A rocket is fired in deep space, where gravity is negligible. In the first second it ejects (1/160) of its mass as exhaust gas and has an acceleration of 14.0 m/s^2
What is the speed v_gas of the exhaust gas relative to the rocket?
2007-02-21 14:45:00 · 2 answers · asked by Paul Wall 2 in Science & Mathematics ➔ Physics
The rocket moves by spewing of exhaust gas (ejects weight of by burnt gases). This is an “open mass system” unlike closed mass systems wherein direct momentum conservation can be applied (as done by other forum friend – see the magnitude of that v2 compared to speed of gas?)
The REACTION to “momentum carried off” (dp/dt) by gas causes the rocket to accelerate. Let rocket with mass M be moving up with speed (V) [relative to earth] and gas is moving at a speed of (U) [relative to rocket]. Also, let rocket be ejecting mass at ( - dM/dt). Then, the actual speed of gasses after ejection is (V-U) [relative to earth]. It may be noted that there is absolutely no force on the rocket, and even gasses are not exerting any force on it. All that is resulting is change in the momentum of SYSTEM (variable mass) due to opposite momentum of gasses.
(Gases) dp/dt = - (V - U) dM/dt and ……………… (1)
(Rocket) dp/dt = d/dt (MV) = M dV/dt + V dM/dt ……..(2)
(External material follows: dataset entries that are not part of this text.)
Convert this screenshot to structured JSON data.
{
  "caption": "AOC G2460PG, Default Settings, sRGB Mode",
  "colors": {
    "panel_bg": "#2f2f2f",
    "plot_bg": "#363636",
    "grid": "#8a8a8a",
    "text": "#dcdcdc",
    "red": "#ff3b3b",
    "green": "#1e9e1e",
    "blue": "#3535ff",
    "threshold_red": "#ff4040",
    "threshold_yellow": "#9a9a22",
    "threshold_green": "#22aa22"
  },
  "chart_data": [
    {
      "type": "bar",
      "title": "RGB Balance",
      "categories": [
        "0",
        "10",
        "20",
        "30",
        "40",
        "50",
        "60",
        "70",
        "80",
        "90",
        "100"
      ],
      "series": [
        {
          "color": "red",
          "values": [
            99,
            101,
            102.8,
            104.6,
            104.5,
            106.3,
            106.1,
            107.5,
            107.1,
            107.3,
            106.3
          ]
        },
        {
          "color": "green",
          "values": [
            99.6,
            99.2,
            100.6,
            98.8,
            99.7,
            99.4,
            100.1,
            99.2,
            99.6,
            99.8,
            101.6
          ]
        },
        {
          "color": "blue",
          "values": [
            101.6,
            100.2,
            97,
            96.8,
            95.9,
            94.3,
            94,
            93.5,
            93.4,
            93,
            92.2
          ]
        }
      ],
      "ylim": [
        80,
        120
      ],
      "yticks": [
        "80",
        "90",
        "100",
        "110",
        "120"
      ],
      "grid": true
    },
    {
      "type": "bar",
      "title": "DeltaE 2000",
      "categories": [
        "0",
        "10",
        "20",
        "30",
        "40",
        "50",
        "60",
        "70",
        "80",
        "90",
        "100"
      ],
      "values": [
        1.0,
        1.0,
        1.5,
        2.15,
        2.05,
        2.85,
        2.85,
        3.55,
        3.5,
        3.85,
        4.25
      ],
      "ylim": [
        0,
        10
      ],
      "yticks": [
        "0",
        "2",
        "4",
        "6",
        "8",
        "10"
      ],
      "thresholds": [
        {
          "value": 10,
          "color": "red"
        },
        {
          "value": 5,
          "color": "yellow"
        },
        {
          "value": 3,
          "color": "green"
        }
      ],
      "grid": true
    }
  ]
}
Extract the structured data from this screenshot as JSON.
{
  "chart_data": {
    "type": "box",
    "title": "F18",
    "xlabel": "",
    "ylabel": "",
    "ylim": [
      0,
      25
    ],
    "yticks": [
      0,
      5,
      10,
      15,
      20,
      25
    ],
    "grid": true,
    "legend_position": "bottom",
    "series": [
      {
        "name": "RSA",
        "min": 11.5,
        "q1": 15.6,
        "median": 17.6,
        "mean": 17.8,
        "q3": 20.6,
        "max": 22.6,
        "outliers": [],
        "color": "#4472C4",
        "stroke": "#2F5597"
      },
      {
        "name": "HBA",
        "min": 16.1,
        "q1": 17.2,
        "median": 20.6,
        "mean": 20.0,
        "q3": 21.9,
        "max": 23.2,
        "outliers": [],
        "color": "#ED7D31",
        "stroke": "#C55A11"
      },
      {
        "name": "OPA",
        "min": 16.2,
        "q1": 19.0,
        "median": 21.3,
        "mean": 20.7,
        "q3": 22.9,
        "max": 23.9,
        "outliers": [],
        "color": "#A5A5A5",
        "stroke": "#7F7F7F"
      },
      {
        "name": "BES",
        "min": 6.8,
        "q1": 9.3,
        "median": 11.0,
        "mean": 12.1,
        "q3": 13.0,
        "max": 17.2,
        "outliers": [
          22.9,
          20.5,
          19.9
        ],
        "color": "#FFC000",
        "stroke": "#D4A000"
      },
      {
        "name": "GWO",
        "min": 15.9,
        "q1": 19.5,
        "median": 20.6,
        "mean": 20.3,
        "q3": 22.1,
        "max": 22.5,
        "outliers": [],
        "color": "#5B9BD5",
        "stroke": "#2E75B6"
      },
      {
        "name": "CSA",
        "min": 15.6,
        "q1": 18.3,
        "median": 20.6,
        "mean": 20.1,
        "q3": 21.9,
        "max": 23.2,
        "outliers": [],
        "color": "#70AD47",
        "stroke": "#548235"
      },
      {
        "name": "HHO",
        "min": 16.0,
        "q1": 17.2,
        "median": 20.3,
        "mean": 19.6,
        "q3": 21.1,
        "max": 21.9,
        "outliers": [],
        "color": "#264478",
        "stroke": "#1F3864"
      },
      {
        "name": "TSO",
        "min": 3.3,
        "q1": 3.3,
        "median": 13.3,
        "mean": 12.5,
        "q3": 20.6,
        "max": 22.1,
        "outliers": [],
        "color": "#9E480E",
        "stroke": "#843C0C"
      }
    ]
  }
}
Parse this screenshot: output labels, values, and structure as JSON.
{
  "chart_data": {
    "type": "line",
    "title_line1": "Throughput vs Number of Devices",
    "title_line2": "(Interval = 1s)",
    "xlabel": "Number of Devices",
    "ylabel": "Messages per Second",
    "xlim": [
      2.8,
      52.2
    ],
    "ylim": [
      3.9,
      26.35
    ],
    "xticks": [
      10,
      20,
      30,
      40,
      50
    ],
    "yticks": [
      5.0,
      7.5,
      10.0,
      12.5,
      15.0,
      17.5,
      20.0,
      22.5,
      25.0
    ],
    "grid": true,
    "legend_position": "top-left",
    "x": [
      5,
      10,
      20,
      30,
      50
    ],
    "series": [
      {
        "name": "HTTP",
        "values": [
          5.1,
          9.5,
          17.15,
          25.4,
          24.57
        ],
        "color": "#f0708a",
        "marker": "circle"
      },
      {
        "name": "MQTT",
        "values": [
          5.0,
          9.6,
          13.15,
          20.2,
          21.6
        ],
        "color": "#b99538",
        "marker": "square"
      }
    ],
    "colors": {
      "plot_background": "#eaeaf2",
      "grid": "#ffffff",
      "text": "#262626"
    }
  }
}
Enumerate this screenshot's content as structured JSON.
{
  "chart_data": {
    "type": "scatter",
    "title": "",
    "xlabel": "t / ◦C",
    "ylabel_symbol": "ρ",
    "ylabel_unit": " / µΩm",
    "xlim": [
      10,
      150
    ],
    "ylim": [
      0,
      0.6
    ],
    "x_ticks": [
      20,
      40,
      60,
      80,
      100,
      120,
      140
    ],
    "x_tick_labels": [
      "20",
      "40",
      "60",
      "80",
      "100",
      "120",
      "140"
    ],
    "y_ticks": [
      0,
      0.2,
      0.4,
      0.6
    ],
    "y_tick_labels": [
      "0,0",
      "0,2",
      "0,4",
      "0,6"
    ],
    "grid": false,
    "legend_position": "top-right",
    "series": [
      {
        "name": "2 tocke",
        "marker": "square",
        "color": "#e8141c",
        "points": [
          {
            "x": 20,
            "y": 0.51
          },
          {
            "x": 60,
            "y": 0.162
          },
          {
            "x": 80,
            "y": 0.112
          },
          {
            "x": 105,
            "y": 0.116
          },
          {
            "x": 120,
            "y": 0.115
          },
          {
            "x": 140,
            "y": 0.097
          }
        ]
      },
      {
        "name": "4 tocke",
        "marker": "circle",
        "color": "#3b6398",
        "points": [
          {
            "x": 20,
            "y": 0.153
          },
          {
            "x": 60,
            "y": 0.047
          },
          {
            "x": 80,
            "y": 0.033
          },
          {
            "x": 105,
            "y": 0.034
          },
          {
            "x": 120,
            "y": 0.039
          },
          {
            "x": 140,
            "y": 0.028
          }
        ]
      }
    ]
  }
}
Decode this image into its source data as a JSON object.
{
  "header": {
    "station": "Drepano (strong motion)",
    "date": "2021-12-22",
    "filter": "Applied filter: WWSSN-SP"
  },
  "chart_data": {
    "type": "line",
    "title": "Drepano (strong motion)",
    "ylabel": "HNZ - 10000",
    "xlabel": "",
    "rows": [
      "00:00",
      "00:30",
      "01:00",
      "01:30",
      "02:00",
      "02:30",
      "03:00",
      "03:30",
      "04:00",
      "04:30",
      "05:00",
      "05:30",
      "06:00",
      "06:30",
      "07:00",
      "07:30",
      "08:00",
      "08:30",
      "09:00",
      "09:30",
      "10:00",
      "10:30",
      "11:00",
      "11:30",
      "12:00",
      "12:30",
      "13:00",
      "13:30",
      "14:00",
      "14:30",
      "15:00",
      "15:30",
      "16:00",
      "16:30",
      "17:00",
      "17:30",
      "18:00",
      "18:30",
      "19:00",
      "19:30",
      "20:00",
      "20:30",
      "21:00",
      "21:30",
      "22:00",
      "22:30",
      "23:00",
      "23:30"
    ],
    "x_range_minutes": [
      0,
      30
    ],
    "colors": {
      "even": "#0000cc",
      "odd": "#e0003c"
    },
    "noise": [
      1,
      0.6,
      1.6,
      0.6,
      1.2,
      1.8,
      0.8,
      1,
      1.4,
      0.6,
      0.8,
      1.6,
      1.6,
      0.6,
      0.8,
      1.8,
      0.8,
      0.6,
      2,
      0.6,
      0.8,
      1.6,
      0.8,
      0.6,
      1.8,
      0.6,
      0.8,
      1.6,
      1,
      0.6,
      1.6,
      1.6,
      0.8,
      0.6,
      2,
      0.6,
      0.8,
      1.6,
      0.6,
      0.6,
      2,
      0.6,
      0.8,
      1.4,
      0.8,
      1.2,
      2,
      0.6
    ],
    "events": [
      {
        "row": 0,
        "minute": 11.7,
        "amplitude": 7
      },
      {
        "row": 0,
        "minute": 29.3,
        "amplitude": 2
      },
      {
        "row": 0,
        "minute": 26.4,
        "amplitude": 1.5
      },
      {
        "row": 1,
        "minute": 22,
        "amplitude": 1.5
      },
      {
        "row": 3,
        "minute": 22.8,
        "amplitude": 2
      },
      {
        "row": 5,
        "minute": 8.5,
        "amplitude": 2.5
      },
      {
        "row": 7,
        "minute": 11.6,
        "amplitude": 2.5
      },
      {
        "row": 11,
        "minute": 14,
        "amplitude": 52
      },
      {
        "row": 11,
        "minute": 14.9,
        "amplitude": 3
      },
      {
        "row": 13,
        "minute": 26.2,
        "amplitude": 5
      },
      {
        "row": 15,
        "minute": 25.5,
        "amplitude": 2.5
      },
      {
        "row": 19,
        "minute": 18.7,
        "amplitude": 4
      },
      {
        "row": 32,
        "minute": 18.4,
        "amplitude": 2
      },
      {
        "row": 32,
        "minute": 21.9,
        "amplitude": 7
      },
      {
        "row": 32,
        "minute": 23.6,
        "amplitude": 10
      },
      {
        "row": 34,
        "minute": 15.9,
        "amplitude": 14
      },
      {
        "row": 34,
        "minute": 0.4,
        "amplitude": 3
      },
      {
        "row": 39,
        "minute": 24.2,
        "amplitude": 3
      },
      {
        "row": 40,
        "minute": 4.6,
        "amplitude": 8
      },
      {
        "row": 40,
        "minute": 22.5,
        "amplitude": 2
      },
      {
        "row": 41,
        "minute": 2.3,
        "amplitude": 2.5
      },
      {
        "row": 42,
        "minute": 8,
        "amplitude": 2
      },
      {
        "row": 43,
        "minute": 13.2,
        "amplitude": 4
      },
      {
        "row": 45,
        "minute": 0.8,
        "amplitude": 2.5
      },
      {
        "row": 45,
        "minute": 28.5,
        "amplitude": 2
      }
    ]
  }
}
(1) = (2) >>> M dV/dt = dM/dt [V - (V - U)] = U dM/dt
Acceleration of rock (dV/dt) = (U/M) dM/dt
Now given acceleration of rock = 14 m/s^2 , ejects (1/160) of mass in 1 second. So dM = (1/160)M OR (1/M) dM/dt=1/160
U = speed of gases (relative to rocket-as assumed)
= 14 *1 / (1/160) = 14 * 160
(U)gas^rocket = 2240 meter/sec
2007-02-23 01:43:26 · answer #1 · answered by anil bakshi 7 · 11⤊ 0⤋
momentum is conserved so (m1)(v1) = (m2)(v2)
and the velocity of an object after the acceleration is .5at^2+Vi
so (v2) = .5(14)(1^2) +0 = 7m/s
m1 = (1/160)Mr and (m2) = (159/160)Mr
so the velocity of the gas is
(159/160)(7) / (1/160) = 1113m/s
2007-02-21 14:59:16 · answer #2 · answered by rikki71685 1 · 0⤊ 3⤋